The program produces v.d and v.π for each vertex v in V. Give an
O.(V + E)-time algorithm to check the output of the professor’s program. It should
determine whether the d and π attributes match those of some shortest-paths tree.
You may assume that all edge weights are nonnegative.
v.d is the shortest distance from starting node to v.
v.π is v’s predecessor in the shortest path from starting node to v
My idea is:
For every vertex (i), compare i.d with (i.π).d. If i’s predecessor has a larger d value then we cannot have a shortest-path tree.
I believe this can check if the professor’s output is not a shortest-path tree, but I don’t think it can confirm that the output is a shortest-path tree. I cannot think of a way to do this without more information.
Am I on the right track?
I think this would work
Do a DFS, but instead of following the regular graph edges, follow only the π value for each vertex. You’re doing this to produce a topological ordering, so that the first vertex to finish will be the first vertex in the topological ordering. Note that the first vertex in the topo sort you produce will be the “source” vertex that was given to Gaedel’s algorithm.

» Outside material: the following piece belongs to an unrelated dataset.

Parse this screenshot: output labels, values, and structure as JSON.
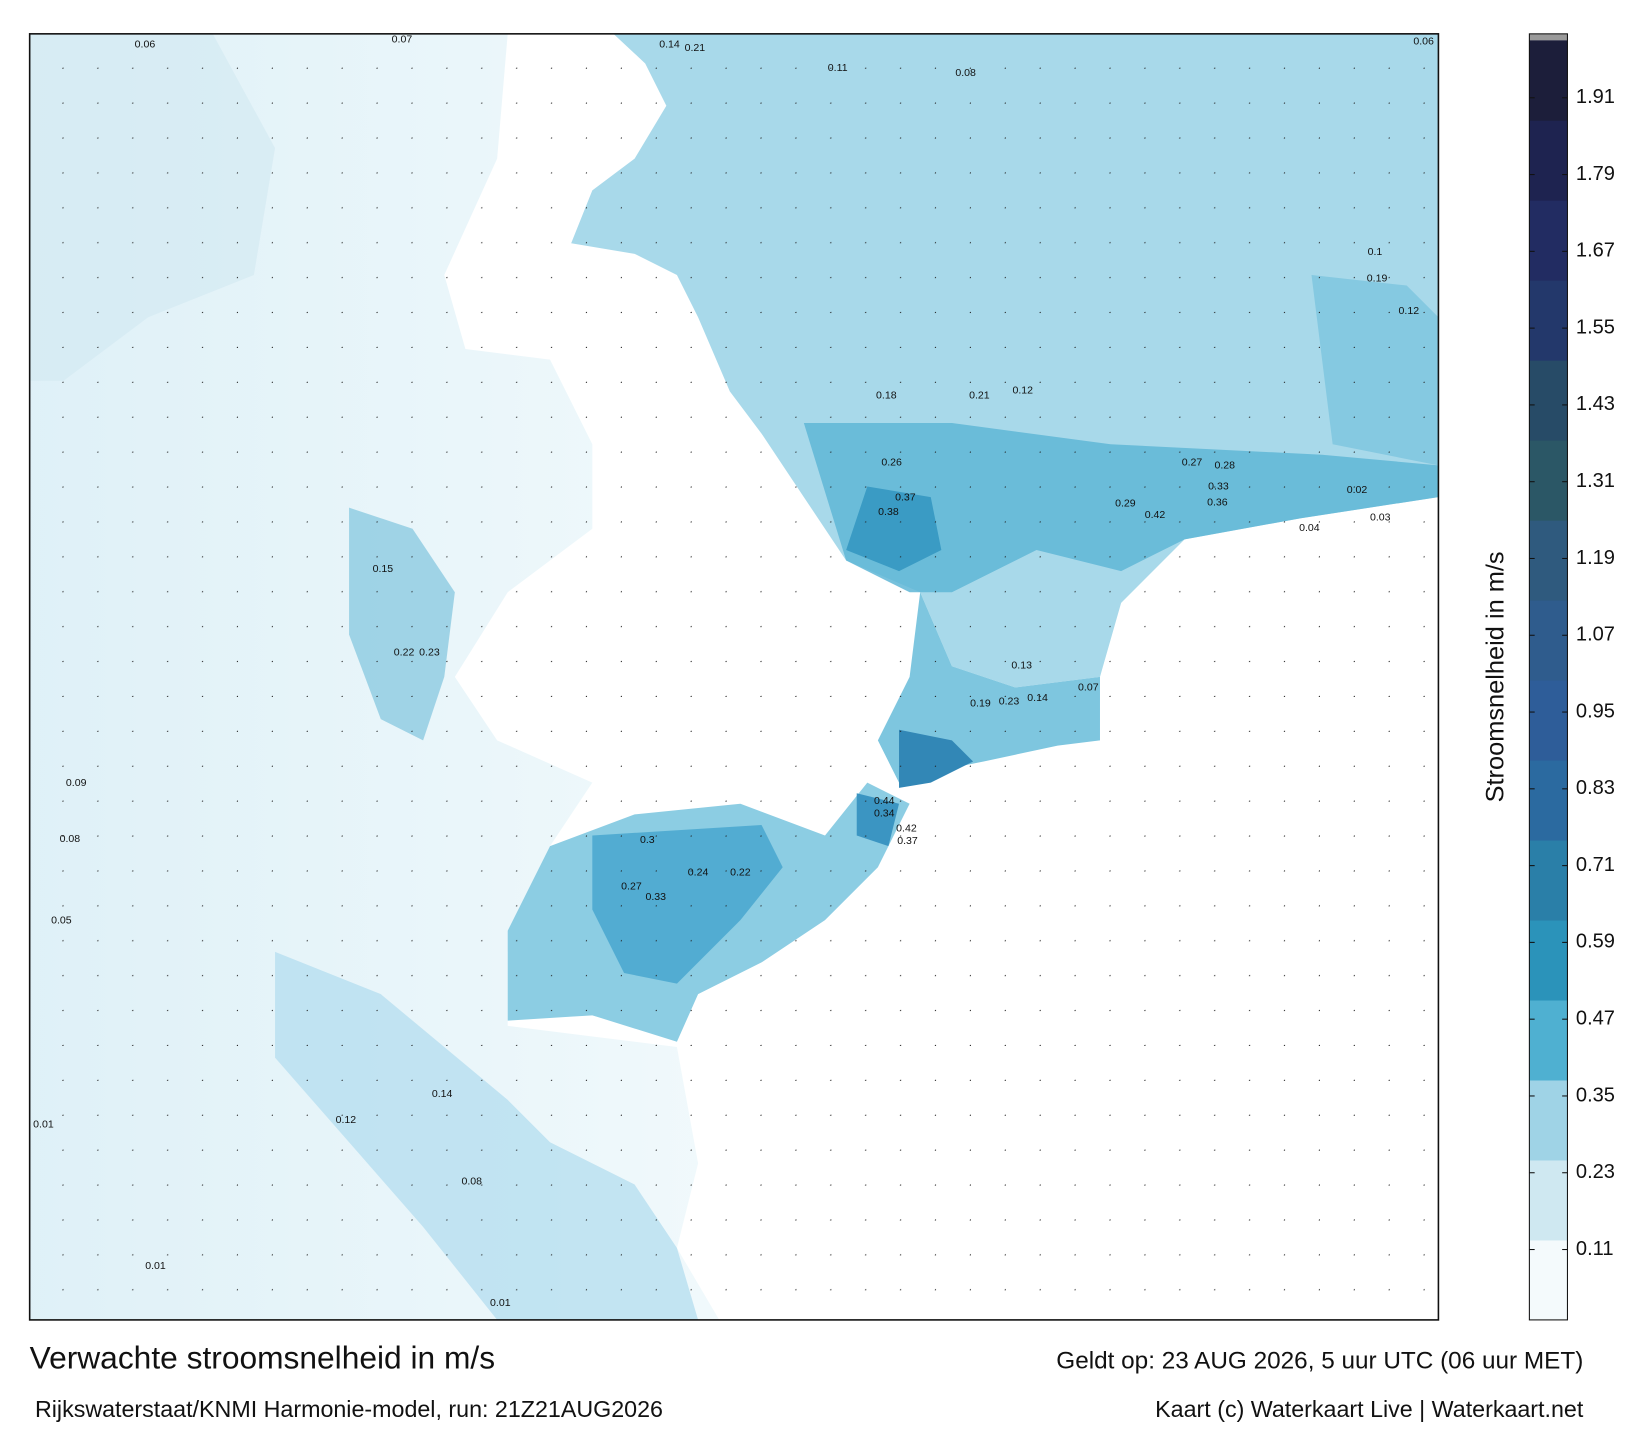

Now that you have a topo ordering, you can relax edges in the most efficient order, just like how you would do it on a DAG.
I think you may also need to make sure all V verts are considered, and that the source vertex matches. Maybe. Also, I guess Gaedel’s predecessor subgraph induced by the π values could be real jacked up and have all kinds of crazy things wrong with it, but I assume it doesn’t.
It is
O(V + E)because the outer loop runsVtimes, and the inner loop runsEtimes using aggregate analysis.